Silêncio de morte no Mineirão
Os torcedores brasileiros se angustiam com a falta de jogo de sua seleção e mostram descontentamento com substituições de Scolari
Algum psicólogo deve ter dito aos jogadores brasileiros que entrassem em campo em fila indiana, um com a mão no ombro do outro, para, dessa forma, sentirem que se conectavam de corpo e alma. Quando não é um círculo místico, é uma prece coletiva, ou uma linha de contato espiritual. Cada ano que passa, surgem no Brasil dezenas daquilo que os teólogos chamam de pararreligiões, e na seleção se recriam rituais novos, formalismos vazios. A Família Felipão e seus coroinhas se empenham nessas coreografias. O futebol lhes importa menos do que ganhar, porque a vitória tem um efeito propagandístico e sedativo que convém à organização, ao Governo, à Globo, à CBF e à FIFA.
Todos os contextos importam mais que o futebol ao Brasil. De outro modo, não se explica que Neymar e David Luiz terminassem o jogo abraçados de joelhos, chorando. O susto que levaram foi monumental. Porque sua seleção foi incapaz de dominar o Chile com um bom jogo e se condenou à angústia. Quando o árbitro, Howard Webb, assinalou o início da cobrança pênaltis, no Mineirão se fez um silêncio de morte.
David Luiz e Neymar terminaram o jogo chorando de joelhos. O susto que levaram foi monumental
Antes dos pênaltis houve angústia. O 1x1 ficou engasgado, como uma pistola emperrada, e o público, que chegou ansioso, começou a ficar histérico. Na hora do jogo, o estádio virou uma caixa de vaias. Aos 28 minutos do segundo tempo, a multidão apelou para a magia. Sem um bom futebol, que outra coisa o público poderia fazer? Nesse momento, os torcedores cantaram o hino nacional de forma espontânea. Todo o estádio, flutuando em êxtase, interpretou à capela: “Ouviram do Ipiranga...” Como o grito de Dom Pedro, o monarca tropical. Com paixão. Com muita paixão. Essa energia que impõe David Luiz, celebrando o gesto, energia da qual a imprensa tanto gosta. Essa força tremenda a serviço do anedótico. Se há alguma novidade nesta Copa do Mundo, é a devoção com que o público canta os hinos pátrios.

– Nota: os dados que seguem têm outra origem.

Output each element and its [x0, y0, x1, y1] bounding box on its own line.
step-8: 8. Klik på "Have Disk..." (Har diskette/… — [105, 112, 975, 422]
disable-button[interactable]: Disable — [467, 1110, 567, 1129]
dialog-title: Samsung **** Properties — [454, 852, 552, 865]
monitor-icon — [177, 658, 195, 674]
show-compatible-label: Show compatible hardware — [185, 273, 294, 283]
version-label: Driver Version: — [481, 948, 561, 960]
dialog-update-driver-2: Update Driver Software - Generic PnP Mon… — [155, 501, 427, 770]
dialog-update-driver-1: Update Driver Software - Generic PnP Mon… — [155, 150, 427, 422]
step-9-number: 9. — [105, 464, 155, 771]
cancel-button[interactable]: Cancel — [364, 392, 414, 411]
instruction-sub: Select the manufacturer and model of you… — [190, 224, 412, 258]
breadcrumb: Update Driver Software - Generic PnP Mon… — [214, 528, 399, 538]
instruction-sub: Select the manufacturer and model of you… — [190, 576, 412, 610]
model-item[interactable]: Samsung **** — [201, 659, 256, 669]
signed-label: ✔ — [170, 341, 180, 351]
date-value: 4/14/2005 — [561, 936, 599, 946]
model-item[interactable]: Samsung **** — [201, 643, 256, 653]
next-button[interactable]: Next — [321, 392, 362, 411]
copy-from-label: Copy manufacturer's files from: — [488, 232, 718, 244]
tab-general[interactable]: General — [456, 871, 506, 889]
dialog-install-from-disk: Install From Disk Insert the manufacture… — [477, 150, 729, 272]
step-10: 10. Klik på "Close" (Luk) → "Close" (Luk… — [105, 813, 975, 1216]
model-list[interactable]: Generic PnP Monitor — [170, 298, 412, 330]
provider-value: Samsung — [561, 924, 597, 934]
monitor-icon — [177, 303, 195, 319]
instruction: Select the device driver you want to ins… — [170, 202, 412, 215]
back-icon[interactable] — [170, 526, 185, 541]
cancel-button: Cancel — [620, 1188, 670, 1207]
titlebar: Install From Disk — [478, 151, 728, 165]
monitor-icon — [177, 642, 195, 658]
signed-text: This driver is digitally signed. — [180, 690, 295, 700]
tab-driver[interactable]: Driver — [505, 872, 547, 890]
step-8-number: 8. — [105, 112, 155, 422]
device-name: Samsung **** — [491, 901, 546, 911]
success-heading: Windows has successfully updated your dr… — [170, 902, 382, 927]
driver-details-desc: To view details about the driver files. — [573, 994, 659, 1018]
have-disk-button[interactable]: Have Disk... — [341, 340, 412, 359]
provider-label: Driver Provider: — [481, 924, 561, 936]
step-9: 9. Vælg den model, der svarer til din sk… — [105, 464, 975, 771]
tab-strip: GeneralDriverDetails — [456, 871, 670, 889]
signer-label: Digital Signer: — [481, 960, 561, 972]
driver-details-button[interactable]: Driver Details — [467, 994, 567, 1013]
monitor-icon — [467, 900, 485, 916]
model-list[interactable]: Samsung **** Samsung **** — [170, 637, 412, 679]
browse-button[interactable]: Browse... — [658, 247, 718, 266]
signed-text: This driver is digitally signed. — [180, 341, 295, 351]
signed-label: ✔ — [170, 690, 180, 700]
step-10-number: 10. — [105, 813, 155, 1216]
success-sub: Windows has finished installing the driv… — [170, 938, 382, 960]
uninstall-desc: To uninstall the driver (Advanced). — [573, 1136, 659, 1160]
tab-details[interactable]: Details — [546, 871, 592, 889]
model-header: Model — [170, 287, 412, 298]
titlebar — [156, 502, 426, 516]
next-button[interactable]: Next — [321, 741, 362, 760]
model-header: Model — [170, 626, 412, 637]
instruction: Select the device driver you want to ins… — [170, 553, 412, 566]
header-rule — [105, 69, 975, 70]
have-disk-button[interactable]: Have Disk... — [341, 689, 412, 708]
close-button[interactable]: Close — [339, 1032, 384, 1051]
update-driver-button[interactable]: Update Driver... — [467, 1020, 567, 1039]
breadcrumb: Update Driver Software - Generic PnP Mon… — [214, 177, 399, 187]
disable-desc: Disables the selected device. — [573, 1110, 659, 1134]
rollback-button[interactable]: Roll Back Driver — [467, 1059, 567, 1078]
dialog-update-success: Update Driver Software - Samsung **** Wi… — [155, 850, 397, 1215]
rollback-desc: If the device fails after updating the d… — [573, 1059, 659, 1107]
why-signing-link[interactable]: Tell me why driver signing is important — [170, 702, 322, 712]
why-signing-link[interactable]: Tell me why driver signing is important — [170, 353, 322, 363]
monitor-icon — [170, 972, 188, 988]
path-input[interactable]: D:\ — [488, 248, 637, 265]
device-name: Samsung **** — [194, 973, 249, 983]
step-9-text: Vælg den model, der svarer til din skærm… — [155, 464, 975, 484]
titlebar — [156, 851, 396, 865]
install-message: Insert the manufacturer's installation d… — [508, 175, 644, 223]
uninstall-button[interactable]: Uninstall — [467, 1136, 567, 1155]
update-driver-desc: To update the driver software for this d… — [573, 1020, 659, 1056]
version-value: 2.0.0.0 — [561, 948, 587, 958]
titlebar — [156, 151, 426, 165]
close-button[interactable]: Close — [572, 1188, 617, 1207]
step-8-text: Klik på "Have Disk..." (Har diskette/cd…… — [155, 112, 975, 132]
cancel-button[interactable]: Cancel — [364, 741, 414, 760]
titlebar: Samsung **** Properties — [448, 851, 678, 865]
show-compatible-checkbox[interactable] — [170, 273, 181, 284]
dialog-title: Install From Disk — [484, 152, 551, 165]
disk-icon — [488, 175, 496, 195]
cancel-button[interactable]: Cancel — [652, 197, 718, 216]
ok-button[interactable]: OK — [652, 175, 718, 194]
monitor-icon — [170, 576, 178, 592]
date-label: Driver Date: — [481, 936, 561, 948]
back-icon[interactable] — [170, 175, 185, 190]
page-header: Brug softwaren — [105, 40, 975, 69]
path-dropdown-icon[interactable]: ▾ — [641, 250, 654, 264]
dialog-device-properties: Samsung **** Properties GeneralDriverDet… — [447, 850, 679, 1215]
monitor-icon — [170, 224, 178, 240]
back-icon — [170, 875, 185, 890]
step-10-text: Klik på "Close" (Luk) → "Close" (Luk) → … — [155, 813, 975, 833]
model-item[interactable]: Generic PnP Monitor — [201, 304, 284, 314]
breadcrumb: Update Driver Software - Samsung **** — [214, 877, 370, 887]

Acabou o tempo regulamentar e alguém no anel superior do Mineirão estendeu uma grande bandeira verde-amarela com o retrato de um mineiro ilustre: Pelé. Sorridente, o fundador do maior mito criado pela nação brasileira parecia contemplar a cena. Um cenário terrível a seus pés. Uma equipe sem classe no mundo da exuberância futebolística, um jogo cativo, uma saga de ideólogos medíocres, ou corruptos, e uma torcida deslumbrada por colecionar Copas, mais que pela bola. Era como se toda a vulgaridade do futebol contemporâneo tivesse se concentrado ali, ao ritmo de We Are One, de Pitbull, Jeniffer López e Claudia Leitte, a música oficial.
Como tudo tem um limite, na metade da prorrogação o público se voltou contra Scolari. Ele foi vaiado pela primeira vez ao substituir Oscar por Willian. O técnico queria ganhar de qualquer maneira. À uruguaia. E o público aqui é do Brasil. A equipe mais lendária da história acabou fazendo chuveirinhos para a área enquanto a arquibancada insistia em um clamor: “Eu acredito!” Acreditavam. Tinham fé na vitória. Em outro triunfo para o esquecimento.
O arquiteto que projetou o Mineirão há 40 anos deve ter se inspirado no efeito expansivo de certas explosões atômicas. O estádio tem um ar assustador e lúgubre. Neste sábado, faltou pouco para que ele se convertesse no cenário do fim de um mundo. O mundo que desvirtuou a obra imortal de Pelé.